Regardless of justification or blame, the fact was that all the wounds, resentments, and indignations visited upon the son were showered down upon the grandson in a cold, steady rain; a soft rain often, just enough to germinate apprehension in the little boy, but at times a violent storm too, sometimes unintentional, and other times vindictive. What else does an angry adult child have? He can withdraw his love from his father, but that is never enough to feed the hungry flames of revenge; so he withdraws the love of his own children too, multiplying the loss by denying his aging father any connection to the future for the sake of righting wrongs visited during an increasingly distant past. Such had been the case between Toby and his own father, Gerard Bowles, who abandoned the family when Sheila was born; had this man reappeared at any point in Toby’s life, Toby would have done exactly what Tad had done to him; and, indeed, Toby did make certain Tad knew nothing of his grandfather so that even his memory could not survive another generation. Thus, if one were to play back the life of Otto Rabun Bowles-and that is what presenters in the Urartu Chamber do-one would find four generations of Bowles-Gerard, Toby, Tad, and Ott-starring in the same morality play, reversing roles with age and taking turns personifying the vices of fathers and their sons.
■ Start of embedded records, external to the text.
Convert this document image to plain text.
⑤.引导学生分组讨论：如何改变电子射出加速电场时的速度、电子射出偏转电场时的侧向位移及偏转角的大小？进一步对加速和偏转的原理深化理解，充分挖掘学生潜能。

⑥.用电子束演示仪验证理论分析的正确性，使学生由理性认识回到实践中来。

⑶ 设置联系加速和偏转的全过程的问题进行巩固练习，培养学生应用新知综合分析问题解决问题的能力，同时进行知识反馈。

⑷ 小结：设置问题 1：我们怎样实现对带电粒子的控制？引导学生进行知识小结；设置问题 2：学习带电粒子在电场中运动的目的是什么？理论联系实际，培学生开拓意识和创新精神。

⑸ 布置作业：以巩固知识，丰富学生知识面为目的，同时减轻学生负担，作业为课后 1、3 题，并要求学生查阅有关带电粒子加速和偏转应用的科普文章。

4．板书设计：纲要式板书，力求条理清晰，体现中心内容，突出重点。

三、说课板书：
But what of the grandmother, Claire Bowles, in all of this? Surely Tad allowed her sunshine to beam down upon young Ott through such menacing clouds? Unfortunately, no. This might have been the case if Claire had left Toby after his infidelity, but Toby promised to end his relationship with Bonnie Campbell and begged for Claire’s forgiveness. After much soul-searching, she granted it to him and accepted him back. For Tad, who had risked everything to win his mother’s love and vindicate her honor by pursuing his father into a mistress’ bedroom, this betrayal was incomprehensible, and stung as deeply as the many years of his father’s relentless abuse. Having unknowingly starred in a Greek tragedy of a different sort, Tad became estranged from both parents, breaking the heart of the mother for whom he had sacrificed his relationship to his father. There were attempts by the mother, all unsuccessful, to reconcile father, son, and, later, grandson. The last of these experiments involved arranging for Toby’s surprise appearance at Ott’s junior football game. This is when Ott Bowles met his grandfather for the first time, and the last.